Tai Shan: Thugs on the Midway Gate to Heaven, A Parable for Travel


Tai Shan, located in the Shangdong province is considered China’s holiest mountain. Pilgrims have ascended the mountain for over 3000 years and it remains the most climbed mountain on earth. From its peaks, Confucius is supposed to have uttered the phrase “the world is small” and it here that Mao declared that the “East is Red.”
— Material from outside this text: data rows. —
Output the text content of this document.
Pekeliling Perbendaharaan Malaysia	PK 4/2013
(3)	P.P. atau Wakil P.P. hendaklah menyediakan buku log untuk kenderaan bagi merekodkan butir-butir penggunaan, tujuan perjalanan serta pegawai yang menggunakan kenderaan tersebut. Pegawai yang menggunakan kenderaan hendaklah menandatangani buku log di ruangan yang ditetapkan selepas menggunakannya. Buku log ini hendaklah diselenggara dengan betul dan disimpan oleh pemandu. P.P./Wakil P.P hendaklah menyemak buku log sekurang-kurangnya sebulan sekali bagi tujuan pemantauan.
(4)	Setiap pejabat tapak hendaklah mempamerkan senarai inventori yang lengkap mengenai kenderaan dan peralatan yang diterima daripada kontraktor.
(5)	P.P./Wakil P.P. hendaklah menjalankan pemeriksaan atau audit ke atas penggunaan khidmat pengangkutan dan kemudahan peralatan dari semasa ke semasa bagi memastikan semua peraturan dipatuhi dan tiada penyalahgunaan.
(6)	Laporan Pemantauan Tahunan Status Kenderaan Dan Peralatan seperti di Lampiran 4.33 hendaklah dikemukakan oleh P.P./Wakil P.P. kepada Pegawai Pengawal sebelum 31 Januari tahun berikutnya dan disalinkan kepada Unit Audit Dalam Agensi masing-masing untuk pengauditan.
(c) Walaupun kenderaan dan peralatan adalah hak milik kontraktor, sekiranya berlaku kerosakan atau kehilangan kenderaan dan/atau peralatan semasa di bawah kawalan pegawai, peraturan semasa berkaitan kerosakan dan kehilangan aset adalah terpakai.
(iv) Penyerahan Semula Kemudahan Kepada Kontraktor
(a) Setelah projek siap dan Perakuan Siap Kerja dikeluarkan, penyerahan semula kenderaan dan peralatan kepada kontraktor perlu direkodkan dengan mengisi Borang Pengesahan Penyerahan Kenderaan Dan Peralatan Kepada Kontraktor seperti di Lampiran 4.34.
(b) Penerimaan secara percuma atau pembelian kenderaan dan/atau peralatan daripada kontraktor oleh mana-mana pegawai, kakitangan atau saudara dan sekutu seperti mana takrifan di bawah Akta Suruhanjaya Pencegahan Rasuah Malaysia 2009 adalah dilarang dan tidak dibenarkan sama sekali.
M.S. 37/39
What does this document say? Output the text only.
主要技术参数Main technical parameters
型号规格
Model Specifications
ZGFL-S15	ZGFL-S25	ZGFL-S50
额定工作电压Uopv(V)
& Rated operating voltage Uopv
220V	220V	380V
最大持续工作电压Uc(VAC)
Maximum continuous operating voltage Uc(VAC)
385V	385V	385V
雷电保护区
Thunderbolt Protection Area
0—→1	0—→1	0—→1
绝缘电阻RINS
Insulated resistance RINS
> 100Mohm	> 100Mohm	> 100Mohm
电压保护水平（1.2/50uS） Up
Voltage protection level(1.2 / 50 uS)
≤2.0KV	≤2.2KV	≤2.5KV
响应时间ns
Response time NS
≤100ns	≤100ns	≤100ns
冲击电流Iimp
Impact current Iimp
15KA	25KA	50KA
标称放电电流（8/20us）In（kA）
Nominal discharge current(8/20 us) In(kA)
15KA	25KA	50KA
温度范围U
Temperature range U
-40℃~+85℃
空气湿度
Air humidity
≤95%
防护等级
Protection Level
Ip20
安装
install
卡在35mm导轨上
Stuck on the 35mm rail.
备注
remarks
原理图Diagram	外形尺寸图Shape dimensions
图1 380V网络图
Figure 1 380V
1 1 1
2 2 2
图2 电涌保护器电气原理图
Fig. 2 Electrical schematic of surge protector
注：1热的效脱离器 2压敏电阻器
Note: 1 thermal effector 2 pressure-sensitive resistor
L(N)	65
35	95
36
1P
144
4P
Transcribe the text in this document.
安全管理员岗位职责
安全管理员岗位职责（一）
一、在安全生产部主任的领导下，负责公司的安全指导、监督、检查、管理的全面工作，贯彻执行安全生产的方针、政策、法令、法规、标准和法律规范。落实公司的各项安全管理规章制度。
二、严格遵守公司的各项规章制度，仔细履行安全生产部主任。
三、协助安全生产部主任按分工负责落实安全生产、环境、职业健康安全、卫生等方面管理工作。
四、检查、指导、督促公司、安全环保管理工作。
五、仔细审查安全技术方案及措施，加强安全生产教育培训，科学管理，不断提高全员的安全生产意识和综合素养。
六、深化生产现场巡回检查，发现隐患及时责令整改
We start our climb by mid-afternoon (the morning is spent retracing our path to our hotel that we checked into as we manage to forget our hotels name – an intractable problem to have in China). As we begin the 7200 steps journey through deciduous trees and beautiful temples, we pass a group of septuagenarian women making their way up effortlessly. In a country of atheists, it is strange to see such devotion that could easily pass for religious zeal. I later learn that the worship of heaven as an omnipotent force is central to Chinese panentheism. This Chinese belief in Heaven predates Confucianism, Taoism, Buddhism etc. Tai Shan was a place where imperial sacrifices to heaven were made.


As we climb, we pass rocks with ancient inscriptions and break many times for water. I can feel my legs burning and by the time I reach the top, I am drenched in sweat. We learn that pilgrims who are able to make it to the top will “live a hundred years.” As I dwell on the lofty possibility of living to a hundred, I am struck by a more immediate and real problem: blistering barnacles we have two hours to make the train to Beijing! It took us over six hours to climb to the top and so we have only one option: to run down like mad dervishes! We sprint down vertiginous steps and pass many confused and disapproving faces. Out of context, it looks like Arjun and I have made a sport out of the sacred. Imagine bike racing in Bodhgaya, boat racing in Varanasi or flying kites competitively in the Kaaba!
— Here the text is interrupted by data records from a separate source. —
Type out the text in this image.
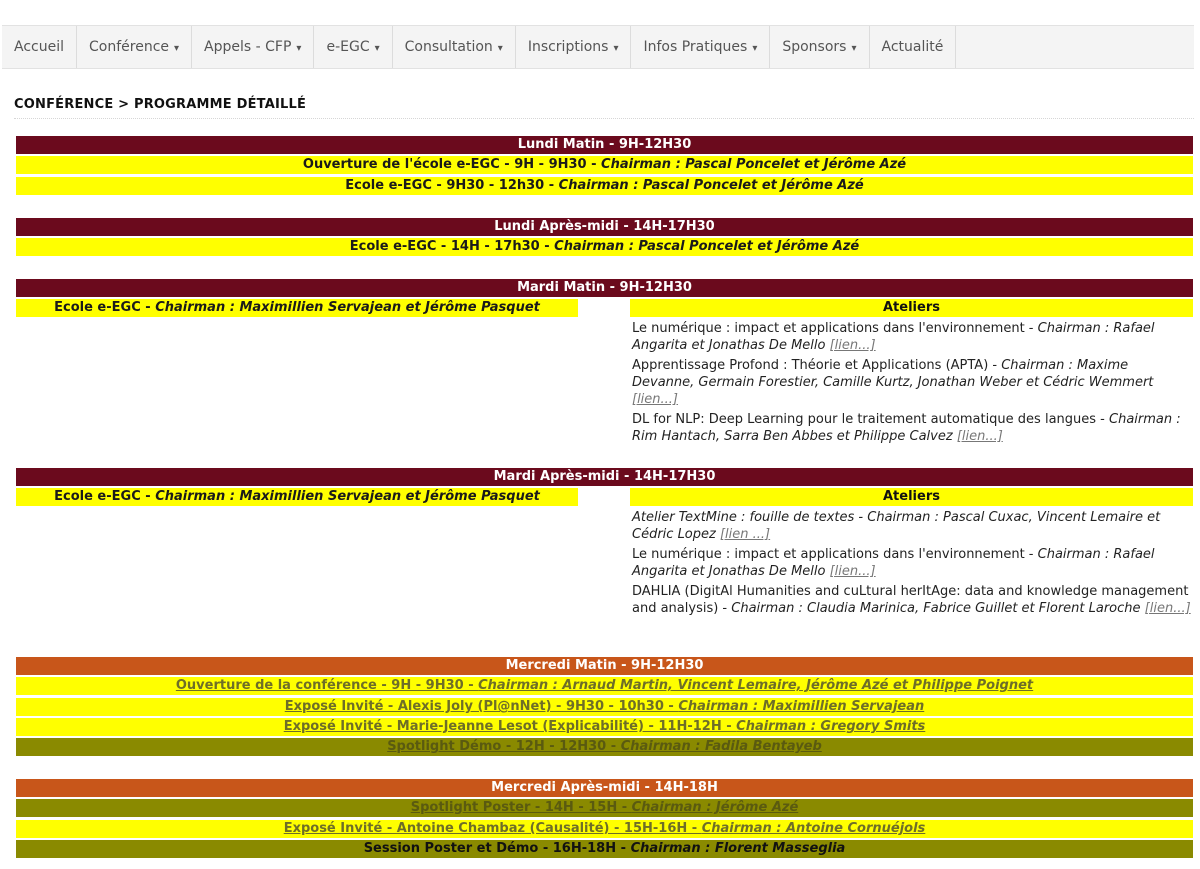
Accueil	Conférence ▾	Appels - CFP ▾	e-EGC ▾	Consultation ▾	Inscriptions ▾	Infos Pratiques ▾	Sponsors ▾	Actualité
CONFÉRENCE > PROGRAMME DÉTAILLÉ
Lundi Matin - 9H-12H30
Ouverture de l'école e-EGC - 9H - 9H30 - Chairman : Pascal Poncelet et Jérôme Azé
Ecole e-EGC - 9H30 - 12h30 - Chairman : Pascal Poncelet et Jérôme Azé
Lundi Après-midi - 14H-17H30
Ecole e-EGC - 14H - 17h30 - Chairman : Pascal Poncelet et Jérôme Azé
Mardi Matin - 9H-12H30
Ecole e-EGC - Chairman : Maximillien Servajean et Jérôme Pasquet	Ateliers
Le numérique : impact et applications dans l'environnement - Chairman : Rafael Angarita et Jonathas De Mello [lien...]
Apprentissage Profond : Théorie et Applications (APTA) - Chairman : Maxime Devanne, Germain Forestier, Camille Kurtz, Jonathan Weber et Cédric Wemmert [lien...]
DL for NLP: Deep Learning pour le traitement automatique des langues - Chairman : Rim Hantach, Sarra Ben Abbes et Philippe Calvez [lien...]
Mardi Après-midi - 14H-17H30
Ecole e-EGC - Chairman : Maximillien Servajean et Jérôme Pasquet	Ateliers
Atelier TextMine : fouille de textes - Chairman : Pascal Cuxac, Vincent Lemaire et Cédric Lopez [lien ...]
Le numérique : impact et applications dans l'environnement - Chairman : Rafael Angarita et Jonathas De Mello [lien...]
DAHLIA (DigitAl Humanities and cuLtural herItAge: data and knowledge management and analysis) - Chairman : Claudia Marinica, Fabrice Guillet et Florent Laroche [lien...]
Mercredi Matin - 9H-12H30
Ouverture de la conférence - 9H - 9H30 - Chairman : Arnaud Martin, Vincent Lemaire, Jérôme Azé et Philippe Poignet
Exposé Invité - Alexis Joly (Pl@nNet) - 9H30 - 10h30 - Chairman : Maximillien Servajean
Exposé Invité - Marie-Jeanne Lesot (Explicabilité) - 11H-12H - Chairman : Gregory Smits
Spotlight Démo - 12H - 12H30 - Chairman : Fadila Bentayeb
Mercredi Après-midi - 14H-18H
Spotlight Poster - 14H - 15H - Chairman : Jérôme Azé
Exposé Invité - Antoine Chambaz (Causalité) - 15H-16H - Chairman : Antoine Cornuéjols
Session Poster et Démo - 16H-18H - Chairman : Florent Masseglia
We finally reach the Midway Gate to Heaven (half way down the mountain) in less than 40 minutes. I am overcome by a wave of exhaustion and by the realization that, even if we continue sprinting down the holy mountain, we will miss our train.We see a small tour group waiting patiently for a bus but quickly learn that the last bus has already left the place. Our only option becomes a jeep that is parked on the street. We negotiate a price with the driver and as we are about to jump in, a small thuggish looking dude emerges from the darkness. He wants us to pay twice as much and will not let us get into the jeep. I mistake him for a member of the tour group, who wants to make a quick buck and so I take him aside and “sought him out.” Lets just say, my arm twisting and badgering is futile as I find out that this seemingly diminutive character is a self-ordained thug of the Midway Gate to Heaven! He takes a cut out of every transaction that takes place on the mountain. To make a long story short, we end up paying him a lot of money (he is infuriated by my chutzpah) and drive all the way down the mountain. We make it to our train in the nick of time.
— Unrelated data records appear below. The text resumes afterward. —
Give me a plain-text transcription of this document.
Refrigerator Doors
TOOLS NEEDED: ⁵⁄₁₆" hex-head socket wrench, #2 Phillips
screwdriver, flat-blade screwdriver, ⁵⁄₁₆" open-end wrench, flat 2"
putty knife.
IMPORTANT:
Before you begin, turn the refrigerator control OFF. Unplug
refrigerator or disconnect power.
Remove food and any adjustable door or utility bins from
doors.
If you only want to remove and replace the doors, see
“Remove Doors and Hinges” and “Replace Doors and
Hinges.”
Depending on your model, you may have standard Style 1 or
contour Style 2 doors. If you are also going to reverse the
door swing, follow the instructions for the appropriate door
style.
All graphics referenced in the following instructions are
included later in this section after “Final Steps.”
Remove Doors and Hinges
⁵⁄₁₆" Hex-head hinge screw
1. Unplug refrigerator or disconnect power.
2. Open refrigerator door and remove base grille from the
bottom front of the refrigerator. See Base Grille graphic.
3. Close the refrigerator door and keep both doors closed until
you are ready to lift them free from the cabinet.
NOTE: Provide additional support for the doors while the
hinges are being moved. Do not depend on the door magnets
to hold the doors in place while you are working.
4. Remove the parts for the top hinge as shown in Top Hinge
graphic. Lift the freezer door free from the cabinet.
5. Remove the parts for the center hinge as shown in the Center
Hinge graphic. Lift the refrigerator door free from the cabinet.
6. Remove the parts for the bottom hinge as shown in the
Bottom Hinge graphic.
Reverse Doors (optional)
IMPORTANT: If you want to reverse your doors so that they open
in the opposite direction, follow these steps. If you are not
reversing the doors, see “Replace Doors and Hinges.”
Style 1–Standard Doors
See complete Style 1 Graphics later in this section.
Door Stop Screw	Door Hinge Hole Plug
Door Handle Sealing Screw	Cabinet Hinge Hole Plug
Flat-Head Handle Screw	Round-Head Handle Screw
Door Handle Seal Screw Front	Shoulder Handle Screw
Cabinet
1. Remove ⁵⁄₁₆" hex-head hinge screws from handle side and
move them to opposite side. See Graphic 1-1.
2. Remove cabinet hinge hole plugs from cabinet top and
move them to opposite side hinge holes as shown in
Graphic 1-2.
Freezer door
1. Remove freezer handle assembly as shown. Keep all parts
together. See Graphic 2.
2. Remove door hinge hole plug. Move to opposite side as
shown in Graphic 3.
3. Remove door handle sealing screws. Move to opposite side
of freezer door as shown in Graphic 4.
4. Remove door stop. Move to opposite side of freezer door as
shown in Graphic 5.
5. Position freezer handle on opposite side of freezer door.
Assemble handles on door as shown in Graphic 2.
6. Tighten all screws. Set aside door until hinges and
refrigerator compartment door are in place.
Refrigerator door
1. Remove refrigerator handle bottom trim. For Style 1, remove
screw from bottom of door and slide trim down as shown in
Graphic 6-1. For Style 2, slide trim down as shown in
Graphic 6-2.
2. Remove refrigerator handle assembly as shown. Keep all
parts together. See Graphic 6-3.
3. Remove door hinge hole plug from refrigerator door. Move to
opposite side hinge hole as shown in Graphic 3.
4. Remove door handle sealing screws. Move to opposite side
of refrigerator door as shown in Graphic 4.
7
As I leave Tai Shan, I feel that the whole experience is a parable for travel: You have to know where you come from and where home is before you begin (we spent three hours finding our hotel room before climbing the mountain), the journey can be physically and emotionally taxing, the rewards at the end are always great (we will live a hundred years now!), you will eventually come back to where you started, the way back can be fraught with physical or mental barriers but ultimately you are one (or 7200) steps closer to heaven!